Solve (x^2 + x - 6 < 0):
Factor the quadratic expression: (x^2 + x - 6 = (x - 2)(x + 3))
Set each factor to 0:

For (x - 2 = 0): (x = 2)
For (x + 3 = 0): (x = -3)

The critical points are (x = -3) and (x = 2). We need to determine when the quadratic expression is less than 0 (negative) between these two critical points: (-3 < x < 2).
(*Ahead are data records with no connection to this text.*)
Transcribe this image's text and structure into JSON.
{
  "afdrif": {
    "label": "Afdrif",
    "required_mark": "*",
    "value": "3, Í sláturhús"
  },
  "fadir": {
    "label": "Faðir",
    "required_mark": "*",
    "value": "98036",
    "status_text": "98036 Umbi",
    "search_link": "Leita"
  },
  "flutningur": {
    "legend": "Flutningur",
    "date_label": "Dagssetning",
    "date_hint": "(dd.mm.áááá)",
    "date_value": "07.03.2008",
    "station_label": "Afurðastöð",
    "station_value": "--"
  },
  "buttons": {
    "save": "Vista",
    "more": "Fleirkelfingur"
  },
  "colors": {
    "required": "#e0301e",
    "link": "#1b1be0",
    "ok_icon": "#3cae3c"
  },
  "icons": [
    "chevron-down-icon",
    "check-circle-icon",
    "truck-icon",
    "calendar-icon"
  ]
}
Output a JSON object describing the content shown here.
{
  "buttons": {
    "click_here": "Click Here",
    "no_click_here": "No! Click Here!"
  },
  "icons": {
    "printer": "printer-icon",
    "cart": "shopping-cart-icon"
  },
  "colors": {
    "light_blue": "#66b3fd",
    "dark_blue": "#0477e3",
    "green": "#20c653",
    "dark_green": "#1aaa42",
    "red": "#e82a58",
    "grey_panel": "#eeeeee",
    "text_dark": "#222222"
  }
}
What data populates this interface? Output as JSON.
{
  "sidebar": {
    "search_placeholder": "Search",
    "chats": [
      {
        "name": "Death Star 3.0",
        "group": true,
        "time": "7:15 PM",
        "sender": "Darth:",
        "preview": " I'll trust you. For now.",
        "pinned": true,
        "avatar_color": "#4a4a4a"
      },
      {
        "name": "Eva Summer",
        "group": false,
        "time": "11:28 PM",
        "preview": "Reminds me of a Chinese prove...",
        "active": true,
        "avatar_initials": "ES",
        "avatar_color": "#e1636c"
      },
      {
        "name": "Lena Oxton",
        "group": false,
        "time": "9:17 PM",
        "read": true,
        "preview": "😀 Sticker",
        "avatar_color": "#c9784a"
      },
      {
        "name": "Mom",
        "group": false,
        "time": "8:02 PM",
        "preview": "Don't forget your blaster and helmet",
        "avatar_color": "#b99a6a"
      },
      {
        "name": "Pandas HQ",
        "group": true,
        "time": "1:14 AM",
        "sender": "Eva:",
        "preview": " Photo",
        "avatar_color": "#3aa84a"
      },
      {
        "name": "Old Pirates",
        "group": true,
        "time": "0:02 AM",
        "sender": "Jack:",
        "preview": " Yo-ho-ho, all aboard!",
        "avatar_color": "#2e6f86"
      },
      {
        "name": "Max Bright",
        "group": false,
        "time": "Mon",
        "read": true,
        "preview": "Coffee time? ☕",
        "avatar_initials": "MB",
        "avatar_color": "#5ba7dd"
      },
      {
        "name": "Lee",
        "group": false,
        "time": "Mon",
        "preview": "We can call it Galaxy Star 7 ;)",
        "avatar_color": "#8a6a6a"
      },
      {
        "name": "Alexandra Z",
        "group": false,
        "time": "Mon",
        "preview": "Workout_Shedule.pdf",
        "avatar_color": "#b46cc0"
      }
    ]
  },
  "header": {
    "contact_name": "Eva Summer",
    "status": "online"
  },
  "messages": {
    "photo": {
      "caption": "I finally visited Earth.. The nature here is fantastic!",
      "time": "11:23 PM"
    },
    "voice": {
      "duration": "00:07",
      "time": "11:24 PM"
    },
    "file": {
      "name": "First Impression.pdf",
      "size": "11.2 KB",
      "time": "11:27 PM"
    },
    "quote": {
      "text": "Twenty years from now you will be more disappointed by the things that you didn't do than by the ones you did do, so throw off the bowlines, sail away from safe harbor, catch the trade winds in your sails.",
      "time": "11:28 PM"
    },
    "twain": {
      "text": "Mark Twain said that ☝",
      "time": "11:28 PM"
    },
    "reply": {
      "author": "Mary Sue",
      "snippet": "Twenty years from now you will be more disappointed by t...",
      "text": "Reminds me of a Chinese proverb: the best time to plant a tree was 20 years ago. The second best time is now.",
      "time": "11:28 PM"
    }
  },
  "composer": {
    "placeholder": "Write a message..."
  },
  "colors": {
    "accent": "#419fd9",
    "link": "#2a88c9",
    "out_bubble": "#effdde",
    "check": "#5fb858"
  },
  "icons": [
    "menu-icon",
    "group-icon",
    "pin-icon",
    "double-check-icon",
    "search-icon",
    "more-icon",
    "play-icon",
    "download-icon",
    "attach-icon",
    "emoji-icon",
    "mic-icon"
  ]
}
Solve (-x^2 + 2x + 3 < 0):
Factor the quadratic expression: (-x^2 + 2x + 3 = -(x - 3)(x + 1))
Set each factor to 0:

For (x - 3 = 0): (x = 3)
For (x + 1 = 0): (x = -1)

The critical points are (x = -1) and (x = 3). We need to determine when the quadratic expression is less than 0 (negative) between these two critical points: (-1 < x < 3).

Now, we need to find the intersection of the intervals (-3 < x < 2) and (-1 < x < 3):
The solution to both inequalities is (-1 < x < 2), which satisfies both conditions.

Therefore, the solution to the system of inequalities is (-1 < x < 2).